Indeed, this study is not so much a nature v. nurture study as it is a nature v. ‘everything else’. ‘Everything else’ includes nurture but, in the context of academic subjects (even at GCSE level), it includes prior learning, effort and standard of teaching. For all of these to be included within the category of ‘nurture’ would widen its scope immeasurably.

For heredity to account for more than ‘everything else’, shows how overwhelming its influence to be. It might also show the low factual content of modern GCSEs. Had the factual content been greater, the hereditary element might have been smaller.

The unpopularity of the genetic explanation for differences owes nothing to academic research and everything to left-wing ideology and misguided compassion for children who might be ‘labelled’ as lacking in ability. I say misguided, because it is infinitely preferable for a person’s needs to be identified at an earlier stage, in order that relevant help should be provided. That help cannot boost IQ but it can provide basic skills essential for them to function in a modern society. A failure to understand this is anything but compassionate.

Treatment of the whole subject of heredity by the academic world and by the chattering classes, as a whole, demonstrates an obstinate determination to engage in deception and self-delusion that is quite frightening.
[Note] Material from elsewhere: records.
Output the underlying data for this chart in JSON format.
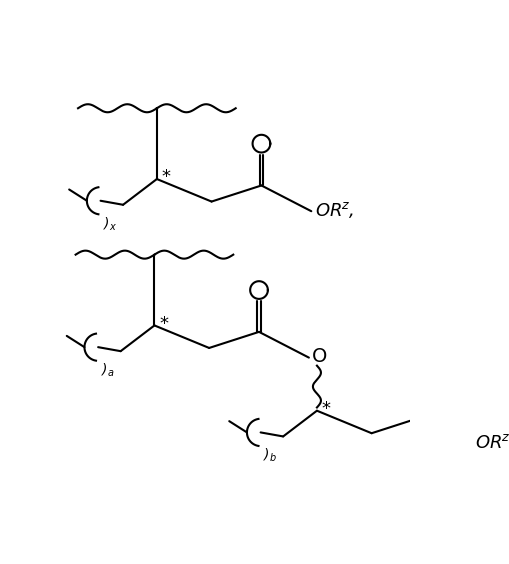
{
  "background_color": "#ffffff",
  "line_color": "#000000",
  "line_width": 1.5,
  "fig_width": 5.1,
  "fig_height": 5.64,
  "dpi": 100
}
It somewhat dents our belief in the rationality of humanity. If it occurs in this area, in how many others does it occur? That is another question for another time!

Nevertheless, the fact that this particular study has received some media attention shows something else. However much the truth is controlled and misrepresented, it will eventually break out of its confinement into the clear light of day.

5 thoughts on “Heredity Is Allowed A Cameo Role

  1. Anyone who has not read the wonderful Lark Rise to Candleford should do so.

    It’s an autobiographical account of country life in the later 19th century – and bears little resemblance to the soap opera version the BBC adaptation inflicted on us.

    Flora Thompson remembered someone saying that it was a disadvantage to a working person to be clever. They only became discontented and lost their jobs. No nonsense about environment making them clever. They wus born with it.

    The tragedy is that the educational system no longer really seeks to nurture those born clever. Everyone is to be levelled in the name of psychological comfort.

    Well it does not work. All it creates is frustration.

  2. I missed this story in the media, so it can’t have been that widely publicised.

    Certainly the Establishment’s problem with reality is worrying. It’s generally accepted we have become a more rational society-first the Reformation and Renaissance, then the Enlightenment, Darwin’s ideas, the scientific era. But when it comes to anything to do with race, ethnicity, immigration or nationalism,any sign of rational thought goes out of the window.

    My understanding is that there are different forms of IQ, with people having abilities in different areas eg linguistics, social skills, practical skills, so high IQ on its own is a crude measure of overall mental ability. But we should be studying it, and accepting it may be important, just as we accept individuals have differing physical strength, stamina, health etc.

  3. I think nationalists are barking up the wrong tree with this one. What are you saying – that this country’s elite are genetically entitled to lord it over everyone else? Give me the Bolshevik solution any day. This country’s elite deserve nothing but contempt, regardless of their IQs. We should be encouraging our people to have confidence in themselves and their own abilities and beliefs, not convincing them they’re born into a certain position and must remain there by virtue of their genes.

  4. I’m all in favour of social mobility, Adam, but the fact is some people are born more innately intelligent than others and education policies have to take this into account.

  5. I think everyone accepts that some people are born more intelligent than others, which is one reason why people don’t talk about it that much. Education policies already take it into account. The GCSE grades you get affect the courses available to you post-GCSE and so on. What other policies do you suggest?